The budget now moves to the Michigan Senate for consideration. (The GOP controls both chambers in the legislature.)

This means that Michigan has moved further along to blocking the common core than Alabama, which dumped a bill to block the standards earlier this week. The push against the common core this year in the Great Lakes State began with House Bill 4276, introduced by Rep. Tom McMillin, a Republican. That proposed legislation is pretty straightfoward: It would prohibit the common core from being implemented in the state. As you can see from bill-tracking services, the bill itself hasn’t moved very far along in the legislative process. But this general effort, at least, transitioned successfully to the budget.

You can read the specific language at the bottom of page 184 of the budget legislation where it reads: “Funds appropriated in part 1 shall not be used to fund the Common Core State Standards Initiative or Smarter Balanced assessments. Funds shall not be used to implement programs or student assessments created by the Common Core State Standards Initiative or Smarter Balanced assessments.”

Gov. Rick Snyder, a Republican, has previously expressed support for the common core. In a 2011 letter to the legislature on “education reform,” for example, Snyder wrote about higher education: “I challenge these institutions to transform their teacher education programs to deliver the skills teachers need to succeed in the classroom, including ensuring teachers can teach the national Common Core College and Career-Readiness Standards, now embraced by Michigan and almost all states.”

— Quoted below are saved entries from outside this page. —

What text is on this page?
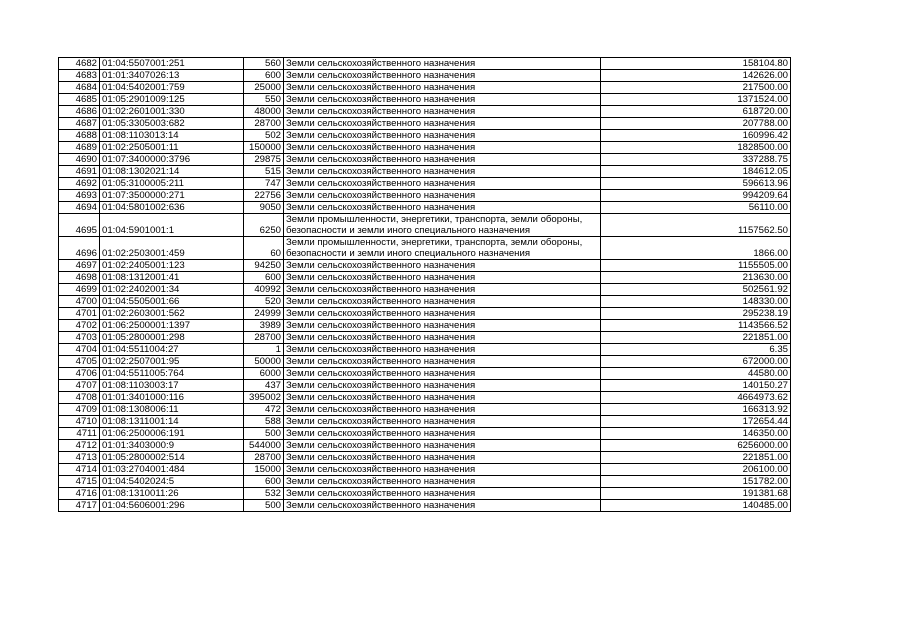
4682	01:04:5507001:251	560	Земли сельскохозяйственного назначения	158104.80
4683	01:01:3407026:13	600	Земли сельскохозяйственного назначения	142626.00
4684	01:04:5402001:759	25000	Земли сельскохозяйственного назначения	217500.00
4685	01:05:2901009:125	550	Земли сельскохозяйственного назначения	1371524.00
4686	01:02:2601001:330	48000	Земли сельскохозяйственного назначения	618720.00
4687	01:05:3305003:682	28700	Земли сельскохозяйственного назначения	207788.00
4688	01:08:1103013:14	502	Земли сельскохозяйственного назначения	160996.42
4689	01:02:2505001:11	150000	Земли сельскохозяйственного назначения	1828500.00
4690	01:07:3400000:3796	29875	Земли сельскохозяйственного назначения	337288.75
4691	01:08:1302021:14	515	Земли сельскохозяйственного назначения	184612.05
4692	01:05:3100005:211	747	Земли сельскохозяйственного назначения	596613.96
4693	01:07:3500000:271	22756	Земли сельскохозяйственного назначения	994209.64
4694	01:04:5801002:636	9050	Земли сельскохозяйственного назначения	56110.00
4695	01:04:5901001:1	6250	Земли промышленности, энергетики, транспорта, земли обороны, безопасности и земли иного специального назначения	1157562.50
4696	01:02:2503001:459	60	Земли промышленности, энергетики, транспорта, земли обороны, безопасности и земли иного специального назначения	1866.00
4697	01:02:2405001:123	94250	Земли сельскохозяйственного назначения	1155505.00
4698	01:08:1312001:41	600	Земли сельскохозяйственного назначения	213630.00
4699	01:02:2402001:34	40992	Земли сельскохозяйственного назначения	502561.92
4700	01:04:5505001:66	520	Земли сельскохозяйственного назначения	148330.00
4701	01:02:2603001:562	24999	Земли сельскохозяйственного назначения	295238.19
4702	01:06:2500001:1397	3989	Земли сельскохозяйственного назначения	1143566.52
4703	01:05:2800001:298	28700	Земли сельскохозяйственного назначения	221851.00
4704	01:04:5511004:27	1	Земли сельскохозяйственного назначения	6.35
4705	01:02:2507001:95	50000	Земли сельскохозяйственного назначения	672000.00
4706	01:04:5511005:764	6000	Земли сельскохозяйственного назначения	44580.00
4707	01:08:1103003:17	437	Земли сельскохозяйственного назначения	140150.27
4708	01:01:3401000:116	395002	Земли сельскохозяйственного назначения	4664973.62
4709	01:08:1308006:11	472	Земли сельскохозяйственного назначения	166313.92
4710	01:08:1311001:14	588	Земли сельскохозяйственного назначения	172654.44
4711	01:06:2500006:191	500	Земли сельскохозяйственного назначения	146350.00
4712	01:01:3403000:9	544000	Земли сельскохозяйственного назначения	6256000.00
4713	01:05:2800002:514	28700	Земли сельскохозяйственного назначения	221851.00
4714	01:03:2704001:484	15000	Земли сельскохозяйственного назначения	206100.00
4715	01:04:5402024:5	600	Земли сельскохозяйственного назначения	151782.00
4716	01:08:1310011:26	532	Земли сельскохозяйственного назначения	191381.68
4717	01:04:5606001:296	500	Земли сельскохозяйственного назначения	140485.00
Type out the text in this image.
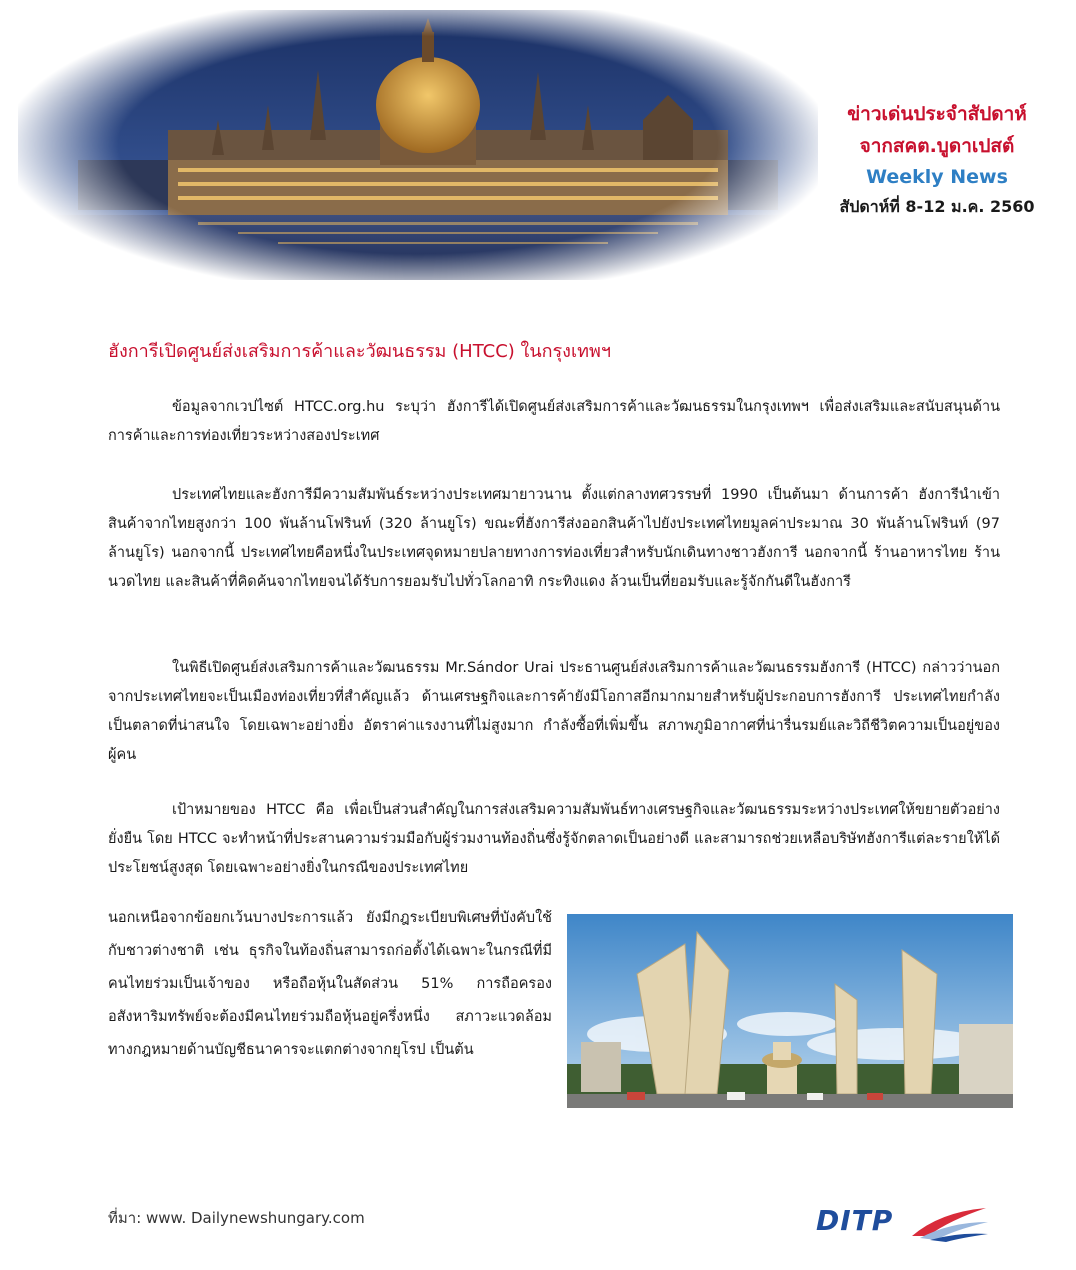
ข่าวเด่นประจำสัปดาห์
จากสคต.บูดาเปสต์
Weekly News
สัปดาห์ที่ 8-12 ม.ค. 2560
ฮังการีเปิดศูนย์ส่งเสริมการค้าและวัฒนธรรม (HTCC) ในกรุงเทพฯ

ข้อมูลจากเวปไซต์ HTCC.org.hu ระบุว่า ฮังการีได้เปิดศูนย์ส่งเสริมการค้าและวัฒนธรรมในกรุงเทพฯ เพื่อส่งเสริมและสนับสนุนด้านการค้าและการท่องเที่ยวระหว่างสองประเทศ

ประเทศไทยและฮังการีมีความสัมพันธ์ระหว่างประเทศมายาวนาน ตั้งแต่กลางทศวรรษที่ 1990 เป็นต้นมา ด้านการค้า ฮังการีนำเข้าสินค้าจากไทยสูงกว่า 100 พันล้านโฟรินท์ (320 ล้านยูโร) ขณะที่ฮังการีส่งออกสินค้าไปยังประเทศไทยมูลค่าประมาณ 30 พันล้านโฟรินท์ (97 ล้านยูโร) นอกจากนี้ ประเทศไทยคือหนึ่งในประเทศจุดหมายปลายทางการท่องเที่ยวสำหรับนักเดินทางชาวฮังการี นอกจากนี้ ร้านอาหารไทย ร้านนวดไทย และสินค้าที่คิดค้นจากไทยจนได้รับการยอมรับไปทั่วโลกอาทิ กระทิงแดง ล้วนเป็นที่ยอมรับและรู้จักกันดีในฮังการี

ในพิธีเปิดศูนย์ส่งเสริมการค้าและวัฒนธรรม Mr.Sándor Urai ประธานศูนย์ส่งเสริมการค้าและวัฒนธรรมฮังการี (HTCC) กล่าวว่านอกจากประเทศไทยจะเป็นเมืองท่องเที่ยวที่สำคัญแล้ว ด้านเศรษฐกิจและการค้ายังมีโอกาสอีกมากมายสำหรับผู้ประกอบการฮังการี ประเทศไทยกำลังเป็นตลาดที่น่าสนใจ โดยเฉพาะอย่างยิ่ง อัตราค่าแรงงานที่ไม่สูงมาก กำลังซื้อที่เพิ่มขึ้น สภาพภูมิอากาศที่น่ารื่นรมย์และวิถีชีวิตความเป็นอยู่ของผู้คน

เป้าหมายของ HTCC คือ เพื่อเป็นส่วนสำคัญในการส่งเสริมความสัมพันธ์ทางเศรษฐกิจและวัฒนธรรมระหว่างประเทศให้ขยายตัวอย่างยั่งยืน โดย HTCC จะทำหน้าที่ประสานความร่วมมือกับผู้ร่วมงานท้องถิ่นซึ่งรู้จักตลาดเป็นอย่างดี และสามารถช่วยเหลือบริษัทฮังการีแต่ละรายให้ได้ประโยชน์สูงสุด โดยเฉพาะอย่างยิ่งในกรณีของประเทศไทย

นอกเหนือจากข้อยกเว้นบางประการแล้ว ยังมีกฎระเบียบพิเศษที่บังคับใช้กับชาวต่างชาติ เช่น ธุรกิจในท้องถิ่นสามารถก่อตั้งได้เฉพาะในกรณีที่มีคนไทยร่วมเป็นเจ้าของ หรือถือหุ้นในสัดส่วน 51% การถือครองอสังหาริมทรัพย์จะต้องมีคนไทยร่วมถือหุ้นอยู่ครึ่งหนึ่ง สภาวะแวดล้อมทางกฎหมายด้านบัญชีธนาคารจะแตกต่างจากยุโรป เป็นต้น

ที่มา: www. Dailynewshungary.com	DITP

However, in an April 18 article for the Center for Michigan (a public policy group in the state), Chris Andrews described Snyder’s position on anti-common-core legislation this way: “Gov. Rick Snyder is reviewing the bills and hasn’t taken a position, spokesman Ken Silfven said via email.”

Note that among common core supporters in the state are Michigan Board of Education President John Austin and Superintendent Mike Flanagan, who was just appointed by Snyder to lead a public work group on education policy changes after a more secretive group operating in connection with Snyder was profiled in the press.

Michigan law states that Snyder does have line-item veto power when it comes to budget approval. At the same time, while the language on the state website says he has this veto authority over specific appropriations, it doesn’t make clear whether he could strike out a prohibition on a specific appropriation. I’ve called the Michigan Budget Office to clear up whether Snyder could, in fact, simply strike this prohibition out of any budget sent to him from state lawmakers.

A version of this news article first appeared in the State EdWatch blog.